The Clash are the essential punk group because they survived the original punk explosion and evolved into other contemporary forms, all the while maintaining and elaborating upon their original ideas. Singer/guitarist Joe Strummer was a diplomat's son with an upper-middle class education playing in pub-rock bands with the likes of Graham Parker and Elvis Costello when he heard the Sex Pistols for the first time in early 1976. "It's a whole new thing, man," he confided in reverent tones to Parker, "a whole new thing."

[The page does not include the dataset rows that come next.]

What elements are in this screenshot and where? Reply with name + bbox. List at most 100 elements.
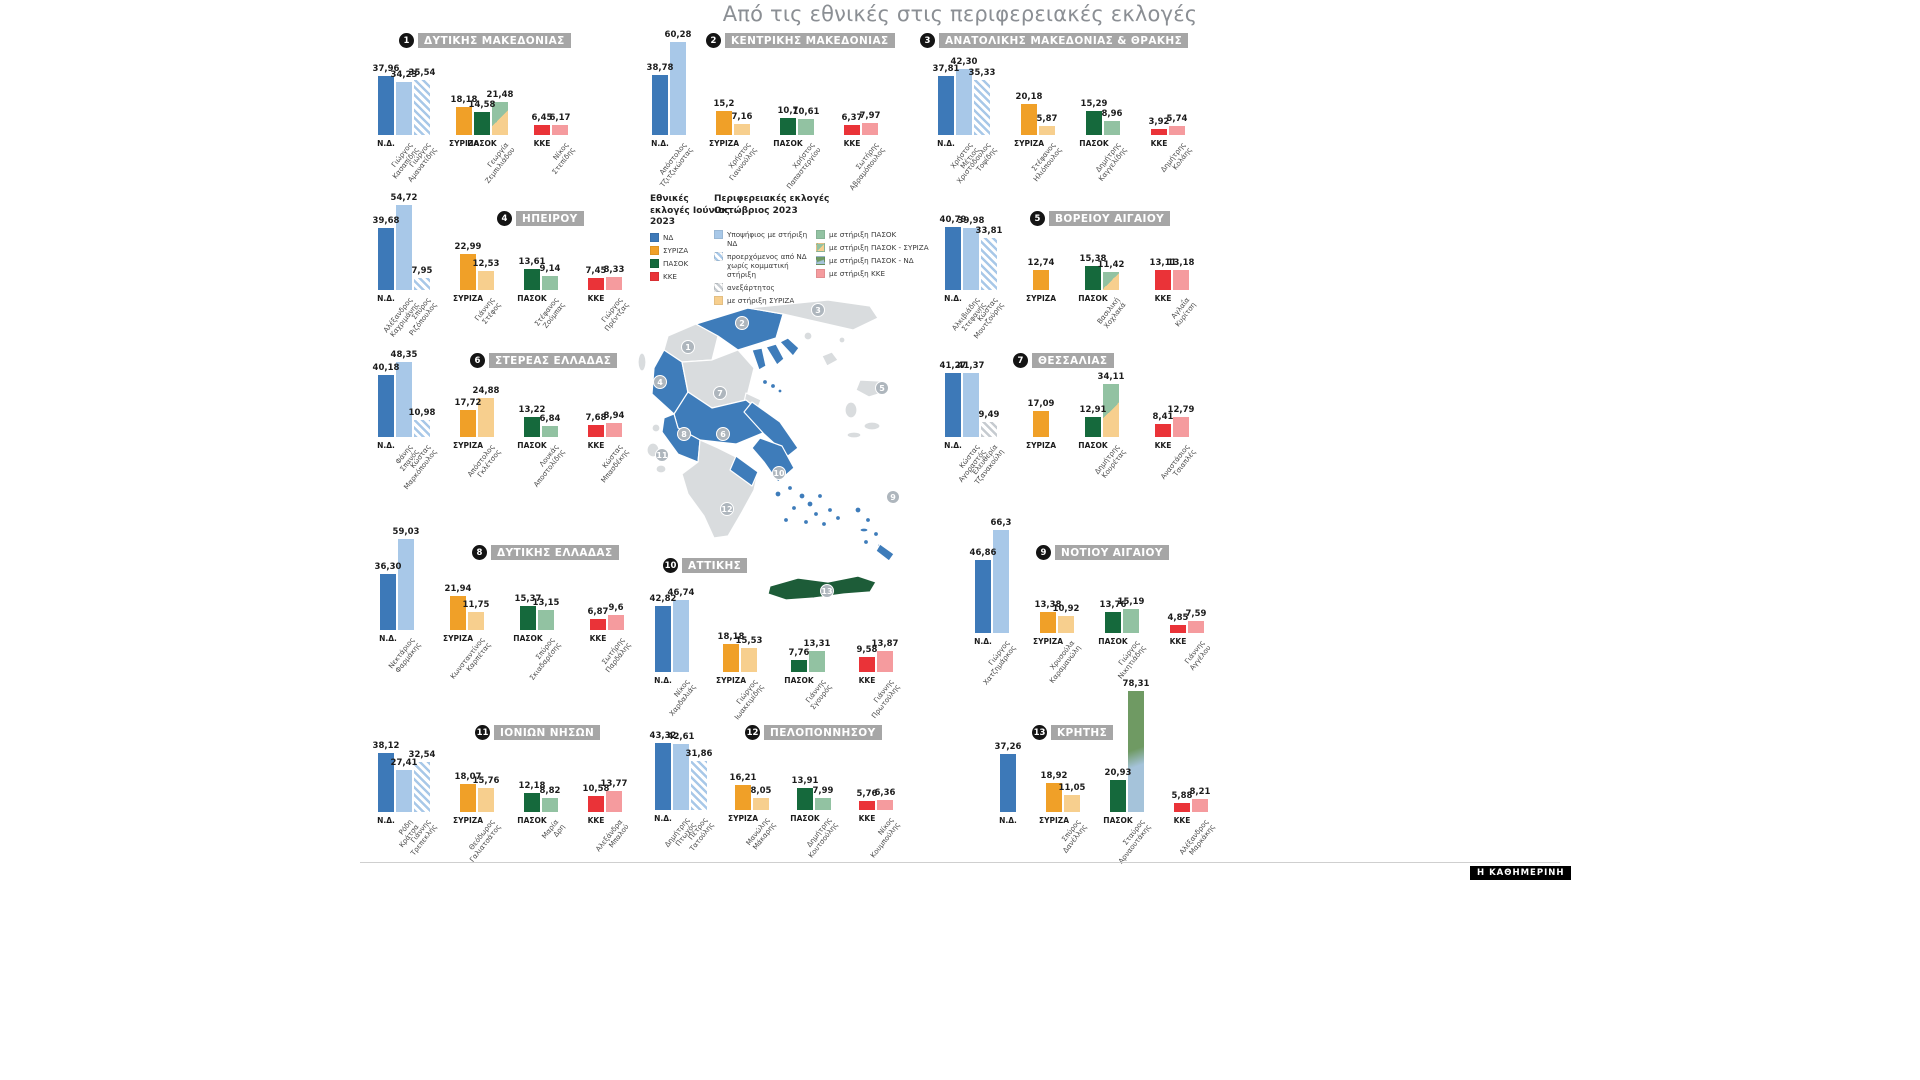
value-label-p2-συριζα: 15,2 xyxy=(713,99,735,109)
value-label-p1-γιώργος-αμανατίδης: 35,54 xyxy=(408,68,436,78)
bar-p7-συριζα xyxy=(1033,411,1049,437)
party-label-p12-πασοκ: ΠΑΣΟΚ xyxy=(790,814,820,823)
legend-label-pasok: ΠΑΣΟΚ xyxy=(663,259,689,269)
bar-p4-γιάννης-στέφος xyxy=(478,271,494,290)
value-label-p4-συριζα: 22,99 xyxy=(454,242,482,252)
bar-p4-ν.δ. xyxy=(378,228,394,290)
value-label-p3-στέφανος-ηλιόπουλος: 5,87 xyxy=(1036,114,1058,124)
value-label-p6-κώστας-μπασδέκης: 8,94 xyxy=(603,411,625,421)
panel-6-number-badge: 6 xyxy=(470,353,485,368)
bar-p13-κκε xyxy=(1174,803,1190,812)
panel-7-title: ΘΕΣΣΑΛΙΑΣ xyxy=(1032,353,1114,368)
value-label-p9-κκε: 4,85 xyxy=(1167,613,1189,623)
value-label-p3-ν.δ.: 37,81 xyxy=(932,64,960,74)
value-label-p10-κκε: 9,58 xyxy=(856,645,878,655)
panel-7-number-badge: 7 xyxy=(1013,353,1028,368)
map-island-kos xyxy=(859,527,869,533)
legend-regional-col-a: Υποψήφιος με στήριξη ΝΔ προερχόμενος από … xyxy=(714,226,810,305)
bar-p2-συριζα xyxy=(716,111,732,135)
panel-4-header: 4 ΗΠΕΙΡΟΥ xyxy=(497,211,584,226)
party-label-p5-ν.δ.: Ν.Δ. xyxy=(944,294,962,303)
candidate-label-wrap: Νεκτάριος Φαρμάκης xyxy=(330,636,423,674)
legend-national: Εθνικές εκλογές Ιούνιος 2023 ΝΔ ΣΥΡΙΖΑ ΠΑΣ… xyxy=(650,194,730,282)
party-label-p2-πασοκ: ΠΑΣΟΚ xyxy=(773,139,803,148)
map-island-limnos xyxy=(821,351,839,367)
value-label-p8-νεκτάριος-φαρμάκης: 59,03 xyxy=(392,527,420,537)
value-label-p2-ν.δ.: 38,78 xyxy=(646,63,674,73)
value-label-p3-συριζα: 20,18 xyxy=(1015,92,1043,102)
value-label-p10-ν.δ.: 42,82 xyxy=(649,594,677,604)
value-label-p9-συριζα: 13,38 xyxy=(1034,600,1062,610)
panel-9-title: ΝΟΤΙΟΥ ΑΙΓΑΙΟΥ xyxy=(1055,545,1169,560)
value-label-p8-σωτήρης-παρδάλης: 9,6 xyxy=(608,603,624,613)
value-label-p12-νίκος-κουμπούλης: 6,36 xyxy=(874,788,896,798)
panel-13-number-badge: 13 xyxy=(1032,725,1047,740)
bar-p13-πασοκ xyxy=(1110,780,1126,812)
party-label-p8-ν.δ.: Ν.Δ. xyxy=(379,634,397,643)
value-label-p11-μαρία-δρη: 8,82 xyxy=(539,786,561,796)
panel-13-header: 13 ΚΡΗΤΗΣ xyxy=(1032,725,1114,740)
map-island-cyclades-10 xyxy=(826,506,834,514)
party-label-p12-συριζα: ΣΥΡΙΖΑ xyxy=(727,814,759,823)
legend-swatch-syriza-light xyxy=(714,296,723,305)
candidate-label-p11-μαρία-δρη: Μαρία Δρη xyxy=(540,818,567,841)
legend-swatch-nd-light xyxy=(714,230,723,239)
legend-label-nd-hatch: προερχόμενος από ΝΔ χωρίς κομματική στήρ… xyxy=(727,252,807,279)
bar-p8-συριζα xyxy=(450,596,466,630)
bar-p8-σωτήρης-παρδάλης xyxy=(608,615,624,630)
party-label-p3-συριζα: ΣΥΡΙΖΑ xyxy=(1013,139,1045,148)
candidate-label-wrap: Αγλαΐα Κυρίτση xyxy=(1105,296,1198,328)
map-island-cyclades-6 xyxy=(816,492,824,500)
bar-p12-συριζα xyxy=(735,785,751,810)
map-marker-number-4: 4 xyxy=(657,378,663,387)
map-island-dodecanese-1 xyxy=(854,506,862,514)
bar-p7-πασοκ xyxy=(1085,417,1101,437)
panel-11-header: 11 ΙΟΝΙΩΝ ΝΗΣΩΝ xyxy=(475,725,601,740)
bar-p2-κκε xyxy=(844,125,860,135)
party-label-p11-πασοκ: ΠΑΣΟΚ xyxy=(517,816,547,825)
bar-p6-κώστας-μαρκόπουλος xyxy=(414,420,430,437)
value-label-p6-λουκάς-αποστολίδης: 6,84 xyxy=(539,414,561,424)
value-label-p6-συριζα: 17,72 xyxy=(454,398,482,408)
bar-p13-σπύρος-δανέλλης xyxy=(1064,795,1080,812)
value-label-p7-κώστας-αγοραστός: 41,37 xyxy=(957,361,985,371)
map-island-sporades-2 xyxy=(769,382,777,390)
candidate-label-p7-αναστάσιος-τσιαπλές: Αναστάσιος Τσιαπλές xyxy=(1159,443,1198,481)
party-label-p7-πασοκ: ΠΑΣΟΚ xyxy=(1078,441,1108,450)
value-label-p8-ν.δ.: 36,30 xyxy=(374,562,402,572)
candidate-label-wrap: Δημήτρης Κολάης xyxy=(1101,141,1193,174)
map-corinthia-patch xyxy=(729,455,759,487)
bar-p8-κωνσταντίνος-καρπέτας xyxy=(468,612,484,630)
value-label-p7-κκε: 8,41 xyxy=(1152,412,1174,422)
map-island-cyclades-8 xyxy=(802,518,810,526)
party-label-p8-συριζα: ΣΥΡΙΖΑ xyxy=(442,634,474,643)
candidate-label-wrap: Κώστας Μουτζούρης xyxy=(913,296,1005,340)
value-label-p3-δημήτρης-καγγελίδης: 8,96 xyxy=(1101,109,1123,119)
map-marker-number-5: 5 xyxy=(879,384,885,393)
map-marker-12 xyxy=(720,502,734,516)
bar-p2-χρήστος-γιαννούλης xyxy=(734,124,750,135)
bar-p2-απόστολος-τζιτζικώστας xyxy=(670,42,686,135)
legend-label-kke-light: με στήριξη ΚΚΕ xyxy=(829,269,885,278)
value-label-p6-κώστας-μαρκόπουλος: 10,98 xyxy=(408,408,436,418)
value-label-p10-γιώργος-ιωακειμίδης: 15,53 xyxy=(735,636,763,646)
candidate-label-p1-γεωργία-ζεμπιλιάδου: Γεωργία Ζεμπιλιάδου xyxy=(483,141,517,186)
bar-p12-κκε xyxy=(859,801,875,810)
bar-p6-συριζα xyxy=(460,410,476,437)
map-island-cyclades-12 xyxy=(834,514,842,522)
legend-item-kke: ΚΚΕ xyxy=(650,272,730,282)
value-label-p12-κκε: 5,76 xyxy=(856,789,878,799)
map-marker-10 xyxy=(772,466,786,480)
bar-p3-πασοκ xyxy=(1086,111,1102,135)
map-chalkidiki-prong-2 xyxy=(765,343,785,366)
panel-11-title: ΙΟΝΙΩΝ ΝΗΣΩΝ xyxy=(494,725,601,740)
value-label-p12-ν.δ.: 43,32 xyxy=(649,731,677,741)
value-label-p13-πασοκ: 20,93 xyxy=(1104,768,1132,778)
party-label-p1-πασοκ: ΠΑΣΟΚ xyxy=(467,139,497,148)
map-island-cyclades-1 xyxy=(774,490,782,498)
candidate-label-p11-θεόδωρος-γαλιατσάτος: Θεόδωρος Γαλιατσάτος xyxy=(467,818,503,864)
bar-p2-πασοκ xyxy=(780,118,796,135)
bar-p12-μανώλης-μάκαρης xyxy=(753,798,769,810)
bar-p11-γιάννης-τρεπεκλής xyxy=(414,762,430,812)
party-label-p7-κκε: ΚΚΕ xyxy=(1154,441,1172,450)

Immediatley thereafter, Strummer quit his pub-rock band and formed the Clash with guitarist Mick Jones, bassist Paul Simonon, and various drummers, including Topper Headon. The Clash's first album - released in England in 1977, but not in the US until 1979 - was an incendiary classic that was at once more melodic and more assaultive the the Sex Pistol's album.

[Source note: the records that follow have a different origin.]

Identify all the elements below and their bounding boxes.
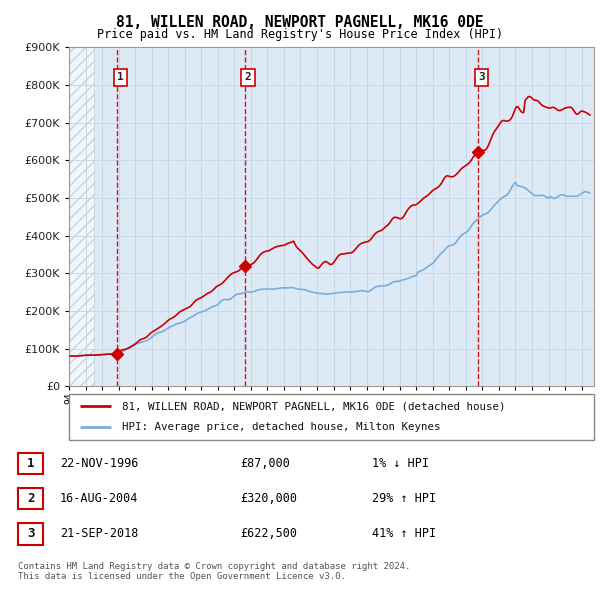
Text: £622,500: £622,500: [240, 527, 297, 540]
Text: HPI: Average price, detached house, Milton Keynes: HPI: Average price, detached house, Milt…: [121, 422, 440, 432]
Text: 1: 1: [117, 73, 124, 83]
Text: £87,000: £87,000: [240, 457, 290, 470]
Text: 81, WILLEN ROAD, NEWPORT PAGNELL, MK16 0DE: 81, WILLEN ROAD, NEWPORT PAGNELL, MK16 0…: [116, 15, 484, 30]
Text: 2: 2: [245, 73, 251, 83]
Text: 3: 3: [27, 527, 34, 540]
Text: 81, WILLEN ROAD, NEWPORT PAGNELL, MK16 0DE (detached house): 81, WILLEN ROAD, NEWPORT PAGNELL, MK16 0…: [121, 401, 505, 411]
Text: 29% ↑ HPI: 29% ↑ HPI: [372, 492, 436, 505]
Text: 1% ↓ HPI: 1% ↓ HPI: [372, 457, 429, 470]
Text: 16-AUG-2004: 16-AUG-2004: [60, 492, 139, 505]
Text: £320,000: £320,000: [240, 492, 297, 505]
Text: Contains HM Land Registry data © Crown copyright and database right 2024.
This d: Contains HM Land Registry data © Crown c…: [18, 562, 410, 581]
Text: 2: 2: [27, 492, 34, 505]
Bar: [69, 47, 94, 386]
Text: 3: 3: [478, 73, 485, 83]
Text: Price paid vs. HM Land Registry's House Price Index (HPI): Price paid vs. HM Land Registry's House …: [97, 28, 503, 41]
Text: 21-SEP-2018: 21-SEP-2018: [60, 527, 139, 540]
Text: 1: 1: [27, 457, 34, 470]
Text: 41% ↑ HPI: 41% ↑ HPI: [372, 527, 436, 540]
Text: 22-NOV-1996: 22-NOV-1996: [60, 457, 139, 470]
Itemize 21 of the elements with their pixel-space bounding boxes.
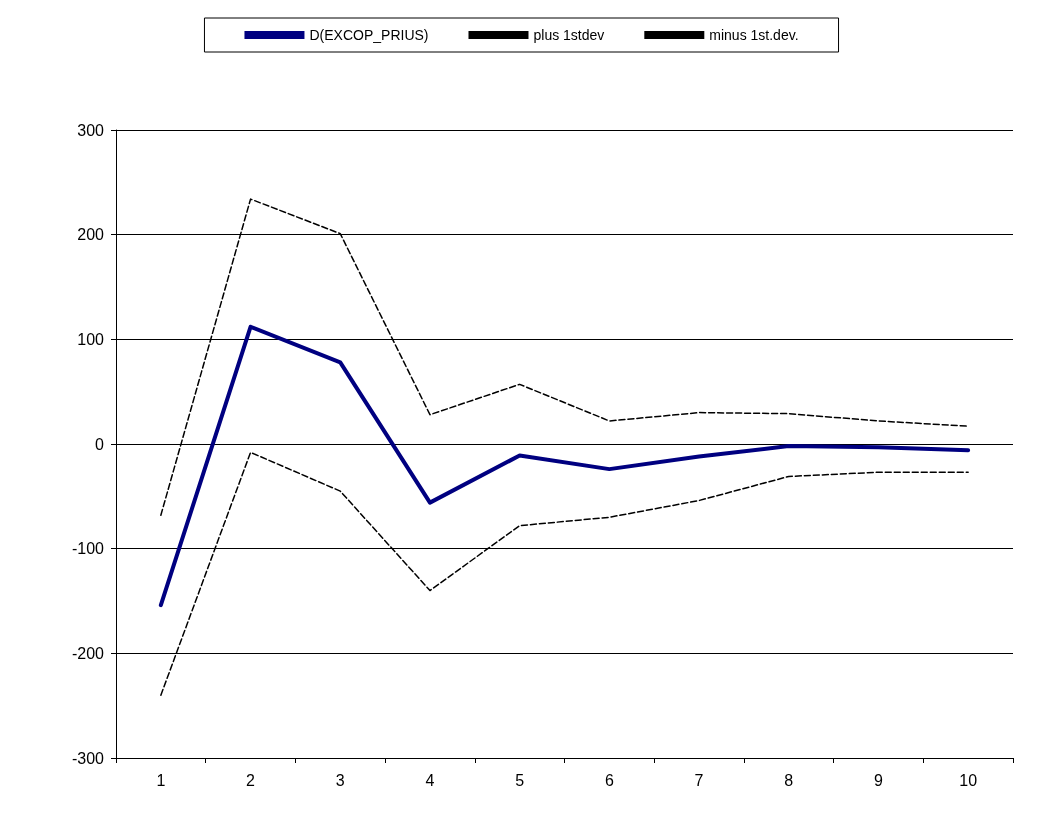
legend-label: plus 1stdev — [533, 27, 605, 43]
y-tick-label: 100 — [77, 330, 105, 348]
x-tick-label: 10 — [959, 771, 978, 789]
y-tick-label: 300 — [77, 121, 105, 139]
y-tick-label: -300 — [71, 749, 105, 767]
x-tick-label: 1 — [156, 771, 166, 789]
x-tick-label: 2 — [246, 771, 256, 789]
legend-label: D(EXCOP_PRIUS) — [309, 27, 429, 43]
x-tick-label: 8 — [784, 771, 794, 789]
x-tick-label: 6 — [604, 771, 614, 789]
x-tick-label: 7 — [694, 771, 704, 789]
line-series — [158, 324, 971, 608]
x-tick-label: 9 — [874, 771, 883, 789]
legend-label: minus 1st.dev. — [709, 27, 799, 43]
x-tick-label: 4 — [425, 771, 435, 789]
y-tick-label: -100 — [71, 540, 105, 558]
x-tick-label: 3 — [335, 771, 345, 789]
y-tick-label: 200 — [77, 226, 105, 244]
x-tick-label: 5 — [515, 771, 525, 789]
y-tick-label: 0 — [95, 435, 105, 453]
y-tick-label: -200 — [71, 644, 105, 662]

Several songs from the first Clash album (The Clash) are on this collection. The greatest of which is the Clash's remake of the Bobby Fuller Four's "I Fought the Law." Bobby Fuller's 1965 original was a Buddy Hollyesque classic rife with ambivalence and sweet regret. It is more apologetic than antisocial:

"I miss my baby and I feel so bad,
I guess my race is run,
She is the best girl I ever had,
I fought the law and the law won,
I fought the law and the law won."

The Clash tilt the rhythm forward, shift the guitar riff from rockabilly-melodic to punk-propulsive and howl their way through the song with monomaniacal outrage and defiance. When Strummer sings, "A-breakin' rocks in the hot sun,
I fought the law and the law won, I fought the law and the law won," the rocks are beaten into dust and the law is put on notice that its victory is only temporary.

The Clash set the tone for the band's subsequent career. While the Clash moved musically through a variety of styles on subsequent albums: Give Them Enough Rope (1978), London Calling (1979), Black Market Clash EP (1980), Sandanista! (1980), Combat Rock (1982), including reggae ("Pressure Drop'" "The Guns of Brixton," "Bankrobber"), funk ("The Magnificent 7," "This Is Radio Clash," "Rock the Casbah"), and various rock permutations, the Clash's focus always remained on one thing: confrontation. The Clash is among the most aptly named groups in the history of rock and roll.